Eurovision hosts will only let us sing songs they like
Azerbaijan may be hosting the song contest but it gets nul points for freedom of expression, says Patrick Corrigan
Jedward and Engelbert Humperdinck are accustomed to being under fire for their questionable musical output. But the decision to hold the Eurovision Song Contest in the ex-Soviet republic of Azerbaijan may see them offending people's taste for a wholly different reason.
The Irish duo and their gravity-defying hairstyles are due to join Humperdinck in Baku, Azerbaijan's capital, this week.
But perhaps what Jedward don't realise is that Azerbaijan's human rights record would make your hair stand on end - without hairspray.
The oil-rich nation is steeped in repression, with Amnesty's last annual review of the country producing a catalogue of cases for concern, including intimidation and wrongful imprisonment of journalists, political activists, students and bloggers.
Azerbaijan won the right to host Eurovision by winning last year's event in Germany with the love song Running Scared.
But it is journalists and government critics who are running scared in the country, as Ilham Aliyev, who succeeded his father to the presidency, clamps down on dissent.
The government of Azerbaijan wants to use Eurovision to showcase the nation, yet as Bahrain found recently with its Formula 1 Grand Prix, international events can just as easily be used by citizens to draw global attention to internal repression.
Holding Eurovision in Baku lends a glittery legitimacy to the government, which deserves to be in the limelight for different reasons.
In recent months Amnesty International has documented how Azerbaijani authorities have targeted individuals for their journalistic work, or peaceful activism.

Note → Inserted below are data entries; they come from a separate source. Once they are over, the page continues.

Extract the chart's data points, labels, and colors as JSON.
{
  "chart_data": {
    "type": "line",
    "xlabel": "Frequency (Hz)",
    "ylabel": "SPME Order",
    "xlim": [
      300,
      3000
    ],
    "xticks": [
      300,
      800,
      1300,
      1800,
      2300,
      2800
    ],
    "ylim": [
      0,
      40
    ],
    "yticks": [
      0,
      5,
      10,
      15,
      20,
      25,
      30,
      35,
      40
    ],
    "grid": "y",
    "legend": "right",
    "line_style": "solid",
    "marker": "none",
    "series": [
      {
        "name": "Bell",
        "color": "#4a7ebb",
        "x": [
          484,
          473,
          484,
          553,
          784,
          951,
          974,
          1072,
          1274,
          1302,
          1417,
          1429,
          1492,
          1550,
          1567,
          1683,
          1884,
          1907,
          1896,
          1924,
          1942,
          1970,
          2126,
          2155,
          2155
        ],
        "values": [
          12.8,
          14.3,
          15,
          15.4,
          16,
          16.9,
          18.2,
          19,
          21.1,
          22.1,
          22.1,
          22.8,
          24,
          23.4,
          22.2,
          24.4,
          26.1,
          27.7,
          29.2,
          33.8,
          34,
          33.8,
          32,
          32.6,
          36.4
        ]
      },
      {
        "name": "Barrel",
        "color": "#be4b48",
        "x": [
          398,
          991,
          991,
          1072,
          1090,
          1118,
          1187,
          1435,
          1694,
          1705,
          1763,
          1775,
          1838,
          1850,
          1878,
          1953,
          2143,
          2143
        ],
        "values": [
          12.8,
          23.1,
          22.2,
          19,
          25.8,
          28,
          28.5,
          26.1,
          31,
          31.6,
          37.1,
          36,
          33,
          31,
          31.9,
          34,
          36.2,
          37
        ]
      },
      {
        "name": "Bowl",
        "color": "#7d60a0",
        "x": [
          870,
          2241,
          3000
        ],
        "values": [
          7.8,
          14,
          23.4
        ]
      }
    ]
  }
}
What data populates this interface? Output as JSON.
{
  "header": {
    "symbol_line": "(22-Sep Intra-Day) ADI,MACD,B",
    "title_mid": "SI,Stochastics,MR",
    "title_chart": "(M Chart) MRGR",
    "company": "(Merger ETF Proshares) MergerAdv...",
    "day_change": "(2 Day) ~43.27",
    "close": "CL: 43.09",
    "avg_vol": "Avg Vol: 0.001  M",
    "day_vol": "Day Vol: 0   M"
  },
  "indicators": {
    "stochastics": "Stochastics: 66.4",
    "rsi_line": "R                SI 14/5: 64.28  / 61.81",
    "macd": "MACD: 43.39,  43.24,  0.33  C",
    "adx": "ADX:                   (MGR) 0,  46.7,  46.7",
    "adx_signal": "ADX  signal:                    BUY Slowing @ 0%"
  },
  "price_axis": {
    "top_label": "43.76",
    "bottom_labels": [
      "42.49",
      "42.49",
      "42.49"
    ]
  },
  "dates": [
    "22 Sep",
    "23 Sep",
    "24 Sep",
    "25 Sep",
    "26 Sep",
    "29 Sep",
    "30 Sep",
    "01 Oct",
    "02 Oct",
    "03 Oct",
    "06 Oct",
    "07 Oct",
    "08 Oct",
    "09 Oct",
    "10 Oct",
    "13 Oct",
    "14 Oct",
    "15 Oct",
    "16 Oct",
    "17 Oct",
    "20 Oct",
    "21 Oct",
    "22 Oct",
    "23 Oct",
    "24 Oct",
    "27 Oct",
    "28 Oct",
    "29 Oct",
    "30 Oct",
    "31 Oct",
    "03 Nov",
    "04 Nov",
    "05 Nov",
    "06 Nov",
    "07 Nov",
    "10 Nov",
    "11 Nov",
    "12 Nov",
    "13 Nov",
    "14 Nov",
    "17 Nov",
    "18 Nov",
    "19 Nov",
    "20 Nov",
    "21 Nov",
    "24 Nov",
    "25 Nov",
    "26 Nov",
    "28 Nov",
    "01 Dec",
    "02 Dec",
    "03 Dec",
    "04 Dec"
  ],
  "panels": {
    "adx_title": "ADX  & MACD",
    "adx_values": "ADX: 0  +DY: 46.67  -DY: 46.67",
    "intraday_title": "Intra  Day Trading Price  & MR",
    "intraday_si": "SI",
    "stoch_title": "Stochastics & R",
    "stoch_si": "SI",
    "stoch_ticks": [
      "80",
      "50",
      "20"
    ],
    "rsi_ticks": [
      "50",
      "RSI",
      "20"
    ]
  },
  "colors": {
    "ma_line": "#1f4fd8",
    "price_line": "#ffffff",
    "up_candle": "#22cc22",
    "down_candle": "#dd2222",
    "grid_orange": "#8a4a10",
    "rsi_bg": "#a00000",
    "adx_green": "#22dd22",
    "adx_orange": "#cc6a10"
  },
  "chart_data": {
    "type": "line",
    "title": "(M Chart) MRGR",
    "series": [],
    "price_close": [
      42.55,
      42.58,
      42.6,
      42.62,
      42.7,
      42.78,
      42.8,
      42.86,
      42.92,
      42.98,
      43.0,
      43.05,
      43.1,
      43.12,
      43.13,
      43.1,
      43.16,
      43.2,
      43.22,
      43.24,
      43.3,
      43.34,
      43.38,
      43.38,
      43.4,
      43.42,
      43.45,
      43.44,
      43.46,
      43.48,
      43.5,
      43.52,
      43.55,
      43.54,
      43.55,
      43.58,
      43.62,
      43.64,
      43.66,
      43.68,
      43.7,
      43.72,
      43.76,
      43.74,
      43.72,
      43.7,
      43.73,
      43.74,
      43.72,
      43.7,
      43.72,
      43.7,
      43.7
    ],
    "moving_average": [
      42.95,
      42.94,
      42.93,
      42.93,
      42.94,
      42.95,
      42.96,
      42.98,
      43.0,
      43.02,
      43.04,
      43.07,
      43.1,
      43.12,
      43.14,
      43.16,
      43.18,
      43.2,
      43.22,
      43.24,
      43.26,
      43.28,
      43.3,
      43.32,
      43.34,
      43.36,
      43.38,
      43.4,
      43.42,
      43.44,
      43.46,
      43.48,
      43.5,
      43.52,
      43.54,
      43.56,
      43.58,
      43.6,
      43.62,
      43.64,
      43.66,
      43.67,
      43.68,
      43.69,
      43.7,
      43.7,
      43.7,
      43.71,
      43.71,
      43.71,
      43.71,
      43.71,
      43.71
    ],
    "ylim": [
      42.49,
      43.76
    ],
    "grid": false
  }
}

There was the case last year of government critic Eynulla Fatullayev, a newspaper editor, who was sentenced to eight and a half years in prison on a creative collection of charges including 'terrorism, defamation, and drug possession'.
He got off comparatively lightly. His colleague, Elmar Huseynov, had been shot dead a couple of years earlier by unknown gunmen. The police have failed to investigate the murder, which many believe was ordered by someone at the top of government.
His widow, Rushana Huseynova, has been forced to flee the country after trying to look into why her husband died. She now lives as a refugee in Norway.
During the last election, there were incidents of reporters being kicked out of polling stations and held by police for trying to record examples of vote-rigging.
In recent months, Amnesty has documented how Azerbaijani authorities have repeatedly targeted journalists and activists.
In March, investigative journalist Khadija Ismayilova received a letter threatening the publication of intimate pictures of her if she did not abandon her work. When she refused and exposed the blackmail attempt, a video of her having sex was posted on a fake mirror website of Azerbaijan's main opposition party. Last month, state employees and police beat up journalist Idrak Abbasov while he was reporting on a forced eviction on the outskirts of Baku.
And in the last week, police in Baku violently dispersed two separate peaceful protests in the city-centre, detaining 18 opposition activists.
As with previous recent demonstrations, the protesters were calling for the release of prisoners of conscience and an end to restrictions on freedom of expression and freedom of association.
So, while ageing crooner Engelbert and the Jedward brothers exercise their rights to sing cheesy pop songs in Baku, Azeris face an uphill struggle if they exercise their own rights to question their government.
When viewers tune in for Eurovision, the most convincing way for Azerbaijan to present itself as a modern nation would be for the authorities to end their crackdown on freedom of expression.